Friday, November 30, 2012

I have a new mailing address:
Alane Brown
Correo Central Jauja
Apartado 126
Junin - PERU
As soon as I nail down better internet access, I'll post and tell about my new home in Junin.

Sunday, November 18, 2012

Impressions of Junin


     I´ve traveled around the department (state) of Junin where I´ll be living for the next two years. It´s been a busy week and a half. I´ve had a profoundly awful cold the entire time, which made adjustment to the altitude and cold pretty miserable. I´ve never had trouble with altutude before, but this time I had headache, and when the frequent coughing fits erupted, it felt like my head was exploding. Medicine got it all somewhat under control, and the headache went away. Now I´m in the long trailing end of the upper respitory infection. Cough, sniffle, hack some more. That´s been the downside.
     But enough complaining. The upside is that Junin is beautiful. The terrain varies, but the theme is always mountains. Sometimes they are stark and rugged, sometimes verdant. The signs of the Inca are everywhere, their terraces carved up and down the steep slopes like ridges on a washboard.
    The first half of this trip was Field-Based Training. A group of us from the environment program practiced teaching in the schools, buying recycled materials from women on their weekly buying day, planting trees and working on a tree nursery, visiting a protected area and an eco-tourism site and interviewing local people about trash and recycling.
     After that, I traveled to my site. There was a welcome ceremony with a speech by the mayor and a presentation by our program director on Peace Corps. I made a short speech to thank them for their welcome. A group of students from the elementary school were there as well as teachers from the junior college and some people from the town hall. The presentation was covered on the radio, and in the subsequent days, several people I met told me they´d heard about me on the radio.
     When I get to a computer that will allow me to upload pictures more easily, I´ll post pictures of my new home. It´s very, very rural. The house is adobe with Spanish roof tiles. It´s a small compound. Two sides are storage and barns, another is a building with bedrooms and a sitting room.
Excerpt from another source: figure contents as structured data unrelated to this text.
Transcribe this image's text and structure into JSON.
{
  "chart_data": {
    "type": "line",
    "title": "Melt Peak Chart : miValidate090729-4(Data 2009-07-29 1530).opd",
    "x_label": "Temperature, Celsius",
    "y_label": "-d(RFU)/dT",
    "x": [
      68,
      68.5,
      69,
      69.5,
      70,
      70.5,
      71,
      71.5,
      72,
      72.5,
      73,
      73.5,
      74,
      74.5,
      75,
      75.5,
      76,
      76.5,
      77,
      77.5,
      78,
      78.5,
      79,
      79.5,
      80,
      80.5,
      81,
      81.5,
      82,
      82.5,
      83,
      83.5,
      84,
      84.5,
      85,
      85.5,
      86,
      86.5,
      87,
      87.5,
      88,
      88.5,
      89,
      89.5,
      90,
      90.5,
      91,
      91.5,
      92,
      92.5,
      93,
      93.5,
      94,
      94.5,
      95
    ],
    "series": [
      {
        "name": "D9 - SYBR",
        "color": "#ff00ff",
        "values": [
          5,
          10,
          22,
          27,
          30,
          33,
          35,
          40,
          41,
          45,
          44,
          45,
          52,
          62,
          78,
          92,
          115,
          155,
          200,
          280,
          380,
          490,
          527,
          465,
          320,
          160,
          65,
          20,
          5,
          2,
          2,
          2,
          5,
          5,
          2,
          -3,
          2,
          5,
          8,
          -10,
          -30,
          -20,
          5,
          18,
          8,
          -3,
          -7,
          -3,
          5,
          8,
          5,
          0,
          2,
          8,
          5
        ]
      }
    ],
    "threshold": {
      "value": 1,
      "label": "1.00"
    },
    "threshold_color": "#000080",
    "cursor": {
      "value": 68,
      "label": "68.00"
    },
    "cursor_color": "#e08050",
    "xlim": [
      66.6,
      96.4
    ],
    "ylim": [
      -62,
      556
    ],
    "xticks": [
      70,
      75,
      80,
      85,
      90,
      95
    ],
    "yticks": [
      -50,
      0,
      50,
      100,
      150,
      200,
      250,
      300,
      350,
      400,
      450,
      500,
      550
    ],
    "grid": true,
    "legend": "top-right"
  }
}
The 4th side is the kitchen. In the middle of the courtyard, there is the pen for the chickens and turkeys. In the barn area, there are several dozen guinea pigs. At night, the 4 cows and the calf and the 4 sheep and 2 lambs sleep there. Every morning, my host parents take them out to the field to graze, then bring them home in the evening. There is also a beehive and 2 dogs and a cat. My host parents are a kind older couple. I´m really happy to be living with farmers. It´s an interesting new experience, plus it is already giving me insight into the reality of the lifestyle of the community I´m serving.
     During the 3 days I was in site, I talked with the directors of the kindergarden, primary school, girls´ high school, boys´ high school, and junior college. They were universally warm and welcoming, and seemed happy at the prospect of me teaching environment lessons in the schools. I also began talking with officials about a town trash and recylcing program. I will have no trouble keeping busy.
     Another volunteer, Kristi, is only a kilometer away. We´ve enjoyed exploring the nearby small city of Jaujau. It has lots of stores, so we can get most of what we need. Unfortuneately, there is no post office, so I still have no mailing address. I´ll post an address once that gets resolved, probably by getting a PO Box in a bigger city (Huancayo) an hour away. Jauja is a mix of 16th century Spanish buildings, modern buildings and everything in between. It´s busy but relatively small, safe, and easy to figure out. It´s a nice balance to my village, and only a half hour away.
     Now I´m back in Lima. We have one more week of training and testing, then the swearing-in ceremony. That´s when we go from being trainees to being official Peace Corps Volunteers. After that, I´ll be back up in the Andes, settling into my site and working on my diagnostic report on my community and the projects I want to focus on.
     It´s been intense, often uncomfortable, but definitely positive overall. Vague imaginings have finally been replaced by solid knowledge of what my new home looks, smells and feels like. My site is Deep Peru, and I´m glad.